Kepala sekolah sempat terkekeh ringan mendengar kecanggungan Kia. Tanpa bicara apa-apa lagi pria itu mendahului masuk dan Kia membuntutinya dari belakang. Gadis kelas 11 SMA itu diam saja saat kepala sekolah bicara dengan guru yang sedang mengajar. Hanya sempat meringis kaku pada Alfryda yang melambai-lambai dari tempat duduk paling belakang. Keinginan tetangganya benar-benar terwujud sekarang.

Kepala sekolah menyerahkan Kia kepada Bu Fatim sebelum pamit kembali ke ruangannya lagi, kebetulan wanita itu memang wali kelas XI-IPA1 sendiri. Selanjutnya seperti biasa, tradisi perkenalan untuk murid baru dimulai.

"Ngg... Pagi semua. Kenalin, Elila Kiandra. Panggil aja Kia. Pindahan dari Surabaya. Semoga kita bisa jadi teman baik..." ia memperkenalkan diri dengan sedikit kaku.

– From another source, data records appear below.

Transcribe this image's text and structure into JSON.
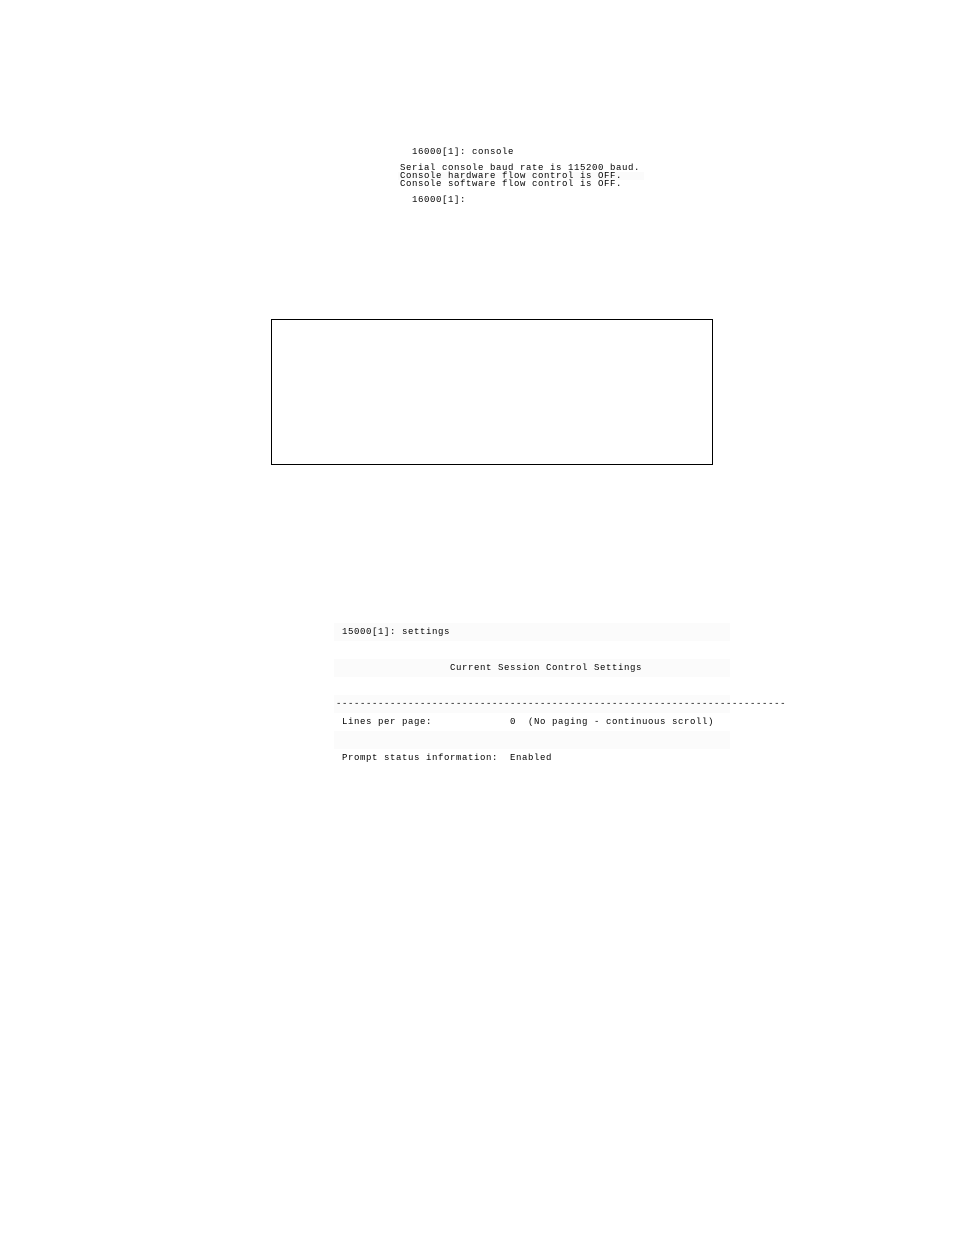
{
  "term1": {
    "prompt1": "  16000[1]: console",
    "baud": "Serial console baud rate is 115200 baud.",
    "hwflow": "Console hardware flow control is OFF.",
    "swflow": "Console software flow control is OFF.",
    "prompt2": "  16000[1]: "
  },
  "term2": {
    "prompt": " 15000[1]: settings",
    "title": "                   Current Session Control Settings",
    "dash": "---------------------------------------------------------------------------",
    "lines": " Lines per page:             0  (No paging - continuous scroll)",
    "promptst": " Prompt status information:  Enabled"
  }
}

Sebenarnya Kia adalah tipe remaja kocak dan gokil di depan orang dan lingkungan yang sudah dikenal. Tapi untuk memulai membiasakan diri dengan semua orang dan lingkungan baru seperti ini, Kia akan selalu butuh sedikit waktu dan juga bantuan.

Tidak seperti perkiraan Kia, kelas tidak berubah gaduh karena celetukan usil minta nomor HP atau tanya sudah punya pacar atau belum. Hanya dua cowok saja yang iseng tanya seperti itu, Alfryda tidak mau ketinggalan berteriak menyuruh Kia duduk di sebelahnya, sedangkan lainnya memasang wajah serius. Jadi begini ya, keadaan sarangnya orang-orang jenius? Kia tercengang.

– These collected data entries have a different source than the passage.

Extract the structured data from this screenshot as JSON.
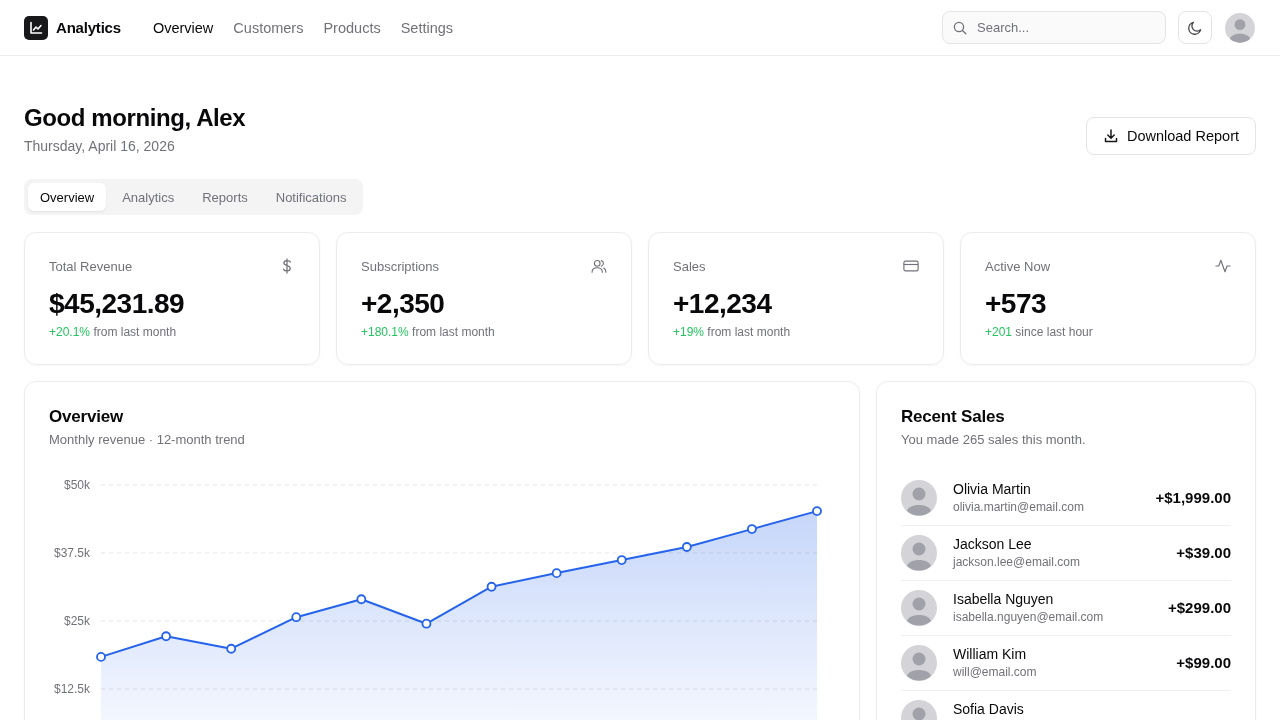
{
  "header": {
    "brand": "Analytics",
    "nav": [
      {
        "label": "Overview",
        "selected": true
      },
      {
        "label": "Customers",
        "selected": false
      },
      {
        "label": "Products",
        "selected": false
      },
      {
        "label": "Settings",
        "selected": false
      }
    ],
    "search": {
      "placeholder": "Search..."
    }
  },
  "greeting": {
    "title": "Good morning, Alex",
    "date": "Thursday, April 16, 2026",
    "button": "Download Report"
  },
  "tabs": [
    {
      "label": "Overview",
      "selected": true
    },
    {
      "label": "Analytics",
      "selected": false
    },
    {
      "label": "Reports",
      "selected": false
    },
    {
      "label": "Notifications",
      "selected": false
    }
  ],
  "stats": [
    {
      "kind": "money",
      "label": "Total Revenue",
      "value": "$45,231.89",
      "change": "+20.1%",
      "note": "from last month"
    },
    {
      "kind": "users",
      "label": "Subscriptions",
      "value": "+2,350",
      "change": "+180.1%",
      "note": "from last month"
    },
    {
      "kind": "card",
      "label": "Sales",
      "value": "+12,234",
      "change": "+19%",
      "note": "from last month"
    },
    {
      "kind": "activity",
      "label": "Active Now",
      "value": "+573",
      "change": "+201",
      "note": "since last hour"
    }
  ],
  "overview": {
    "title": "Overview",
    "subtitle": "Monthly revenue · 12-month trend",
    "chart_data": {
      "type": "area",
      "grid": true,
      "series": [
        {
          "color": "#2563eb",
          "values": [
            18400,
            22200,
            19900,
            25700,
            29000,
            24500,
            31300,
            33800,
            36200,
            38600,
            41900,
            45200
          ]
        }
      ],
      "ylim": [
        0,
        50000
      ],
      "yticks": [
        {
          "value": 12500,
          "label": "$12.5k"
        },
        {
          "value": 25000,
          "label": "$25k"
        },
        {
          "value": 37500,
          "label": "$37.5k"
        },
        {
          "value": 50000,
          "label": "$50k"
        }
      ]
    }
  },
  "recent_sales": {
    "title": "Recent Sales",
    "subtitle": "You made 265 sales this month.",
    "sales": [
      {
        "name": "Olivia Martin",
        "email": "olivia.martin@email.com",
        "amount": "+$1,999.00"
      },
      {
        "name": "Jackson Lee",
        "email": "jackson.lee@email.com",
        "amount": "+$39.00"
      },
      {
        "name": "Isabella Nguyen",
        "email": "isabella.nguyen@email.com",
        "amount": "+$299.00"
      },
      {
        "name": "William Kim",
        "email": "will@email.com",
        "amount": "+$99.00"
      },
      {
        "name": "Sofia Davis"
      }
    ]
  }
}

Bu Fatim mempersilakan Kia memilih tempat duduk karena memang ada beberapa tempat kosong di belakang. Kia tanpa pikir panjang memilih duduk bersama Alfryda, setidaknya ia tahu tetangganya tidak sekutu buku penghuni lain. Diam-diam Kia mulai bertanya bagaimana Alfryda bisa menjadi salah satu bagian dari keluarga besar kelas ini, padahal, dari tampang dan gerak-geriknya Alfryda terlihat biasa saja, hampir seperti Kia sendiri.

Kegiatan belajar mengajar dimulai kembali. Kia berdecak ketika LCD menyala dan tiga teman sekelasnya maju untuk memulai presentasi. Dengan tak bersemangat gadis itu mengambil sebuah buku tulis dan tempat pensil karena di hari pertama sekolah ini memang hanya itu yang ia bawa.

Alfryda terkikik menyadari Kia sedang menekuk wajah. "So, gimana menurut lo soal kelas baru ini?" ia mencoba berbasa-basi.

"Kayaknya bagus..." Kia tak menoleh, "Bagus untuk menyiksa otak. Dan bagus untuk mempercepat penuaan." Caranya tersenyum kecut membuat Alfryda hampir tidak bisa menahan tawa.